Original London Cast, 1983 (Castle) (1 / 5) This is the story of Mrs. Johnstone, a lower-class Liverpudlian whose husband deserts her, even though she’s pregnant and already has seven children. Having determined that she can afford to care for only one more child, Mrs. J. is devastated to learn that she’s to have twins. In desperation, she agrees to let her rich employer, Mrs. Lyons, take one of the babies to raise as her own. At age seven, the two non-identical twin boys — Mrs. J’s Mickey and Mrs. L’s Eddie — improbably meet and become fast friends, unaware that they are siblings. Years later, this melodramatic situation leads to tragedy, explicated in ominous tones by a Narrator. It’s easy to make fun of Blood Brothers, and indeed, it inspired a hilarious Forbidden Broadway spoof. With book, music, and lyrics by Willy Russell, the show leaves much to be desired in terms of professional polish, yet it has sincerity. Some of the lyrics don’t quite fit the music, and there are some false rhymes (“chap/chat”) along with some neat ones (“soldier/told yer”). Frequent references to a certain screen goddess become annoying: In the first version of a song titled “Marilyn Monroe,” most of these references are apt and clever, but they become strained to the point of ridiculousness in subsequent numbers. On the whole, Russell’s music is better than his lyrics; the melodies of “Sunday Afternoon,” “Easy Terms,” and “Tell Me It’s Not True” are haunting, while “Bright New Day” is joyous. Some melodies recur with added impact, as when the tune of “My Child,” sung early on by the two mothers, is later used for “My Friend,” the two boys’ declaration of their bond with each other. The strong cast of the first recording is led by Barbara Dickson as Mrs. Johnstone, George Costigan as Mickey, Andrew C. Wadsworth as Eddie, and Andrew Schofield as the Narrator, but the score’s virtues are undermined by keyboard-and-synthesizer-heavy arrangements. — Michael Portantiere
London Cast, 1988 (RCA) (3 / 5) This recording is superior to its predecessor, offering better arrangements/orchestrations and more music — about 15 minutes’ worth. Oddly, the song originally called “The Devil’s Got Your Number” is now called “Shoes Upon the Table.” Other titles have changed as well. Kiki Dee is very good as Mrs. Johnstone, and Con O’Neill is the best Mickey in all the recordings under review. (He would go on to play the part on Broadway). Also praiseworthy are Robert Locke as Eddie and Warwick Evans as the Narrator. — M.P.

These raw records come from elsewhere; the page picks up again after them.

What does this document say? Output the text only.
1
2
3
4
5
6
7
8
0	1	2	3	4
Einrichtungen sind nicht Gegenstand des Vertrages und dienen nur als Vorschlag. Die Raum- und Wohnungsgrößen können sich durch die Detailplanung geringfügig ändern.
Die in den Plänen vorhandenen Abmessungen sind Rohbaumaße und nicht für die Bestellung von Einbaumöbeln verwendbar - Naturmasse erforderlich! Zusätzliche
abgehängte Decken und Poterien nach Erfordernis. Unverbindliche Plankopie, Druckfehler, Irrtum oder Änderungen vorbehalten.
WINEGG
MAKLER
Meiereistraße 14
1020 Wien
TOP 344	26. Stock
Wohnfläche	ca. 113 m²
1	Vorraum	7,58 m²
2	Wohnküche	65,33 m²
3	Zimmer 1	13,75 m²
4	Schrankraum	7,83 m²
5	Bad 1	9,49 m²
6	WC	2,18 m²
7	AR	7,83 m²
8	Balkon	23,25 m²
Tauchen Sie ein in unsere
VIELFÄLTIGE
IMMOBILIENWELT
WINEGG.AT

The International Recording, 1995 (First Night) (4 / 5) Three starry leads and the Royal Philharmonic Orchestra will make this the preferred Blood Brothers recording for many listeners. At over an hour in length, it’s also the most complete of the recordings under review. The singers and the huge orchestra are recorded in a weighty, reverberant acoustic that, depending on one’s taste, makes the score seem lush and important or somewhat heavy and pretentious. The soaring overture is a far cry from the synthesized sound of the first Blood Brothers cast album, and the famous lead singers are excellent. Petula Clark, a one-time pop star with impressive stage and film credits, has a compelling, soulful voice that’s perfect for Mrs. Johnstone. The erstwhile American teen idols David and Sean Cassidy, half-brothers in real life, sing very well as Mickey and Eddie, and their Brit accents are quite convincing. The Narrator here is Willy Russell, who wrote the show’s book, music, and lyrics. — M.P.
London Cast, 1995 (First Night) (3 / 5) This recording is worth tracking down primarily for the performance of Stephanie Lawrence, who also played Mrs. Johnstone in Blood Brothers on Broadway in 1993. Heading a fine cast that includes Paul Crosby, Rod Edwards, and Mark Hutchinson (who played Eddie on Broadway), Lawrence is in a class by herself as Mrs. J. The fact that she died at age 50 in 2000, about five years after this recording, makes the disc even more valuable as a memento of her deeply committed, heartbreaking characterization. — M.P.